Lennie can be described as having animalistic qualities.
Early in the book, Lennie is depicted as "dragging his feet a little, the way a bear drags his paws." At the end of the novel when Lennie returns to the glen to wait for George, he "came as silently as a creeping bear moves."
There are numerous references in the text that connect Lennie to the animal world, perhaps suggesting that Lennie is unsophisticated to such an extent that he is not actually "civilized." In this way, if we cannot excuse his behavior, we can at least explain why he would act so violently and unthinkingly.
When Lennie projects in a hallucinatory fashion at the novel's end, he imagines that he is speaking to a gigantic rabbit, further establishing an unconscious or subconscious connection between Lennie and the world of nature.
But, what does it mean that Lennie is repeatedly associated with nature? For me, this motif suggests that there is more nuance in Lennie's character than it is convenient to recognize.
"Lennie Small, a simple-minded man of great size and strength" (eNotes).
While we can accurately summarize Lennie's character in the novel in this way, the connections between Lennie and nature imply that this shambling and shy giant serves a greater role somehow than that of the simple-minded brute.
He is a cipher, of sorts, an irreducible figure that cannot be explained via the common and ideologically imbued rhetoric of society. His actions are not conventionally moral or immoral.
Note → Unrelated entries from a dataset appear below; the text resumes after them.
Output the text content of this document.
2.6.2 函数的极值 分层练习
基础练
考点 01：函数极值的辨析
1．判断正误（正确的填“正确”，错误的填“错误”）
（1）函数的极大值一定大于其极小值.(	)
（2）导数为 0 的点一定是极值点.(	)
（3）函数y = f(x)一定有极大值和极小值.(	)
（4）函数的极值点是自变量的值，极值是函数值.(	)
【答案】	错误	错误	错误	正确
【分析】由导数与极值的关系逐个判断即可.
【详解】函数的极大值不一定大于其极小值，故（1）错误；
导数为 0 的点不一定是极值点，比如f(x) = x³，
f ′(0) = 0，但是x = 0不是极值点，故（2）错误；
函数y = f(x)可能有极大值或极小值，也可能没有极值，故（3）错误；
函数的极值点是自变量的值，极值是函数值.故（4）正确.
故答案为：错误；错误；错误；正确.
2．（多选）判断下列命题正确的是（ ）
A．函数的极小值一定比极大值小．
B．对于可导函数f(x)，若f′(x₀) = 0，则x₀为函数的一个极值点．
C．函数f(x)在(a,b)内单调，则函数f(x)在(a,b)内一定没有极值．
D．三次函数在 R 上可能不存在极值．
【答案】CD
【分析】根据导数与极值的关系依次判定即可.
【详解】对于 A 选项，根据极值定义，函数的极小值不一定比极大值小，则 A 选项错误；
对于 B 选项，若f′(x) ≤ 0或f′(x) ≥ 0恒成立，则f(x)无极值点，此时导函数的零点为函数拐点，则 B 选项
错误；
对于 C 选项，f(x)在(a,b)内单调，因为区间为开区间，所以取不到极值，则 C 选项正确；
It is almost as if Lennie stands in as a symbol of nature - not man's nature but Nature itself - and while George attempts to protect and befriend Lennie, the connection between the two cannot be maintained.
To participate in the life of the society (keeping a job and having a social life), George cannot also keep living alongside Lennie.
Of course, this is only one way to interpret Lennie's character - one way among many. The idea here is simply to suggest that Lennie, in his animalism, is not reduced to simple-mindedness. His mind-set, rather, is something to be reckoned with and may be a more complex statement from Steinbeck than is commonly or easily understood.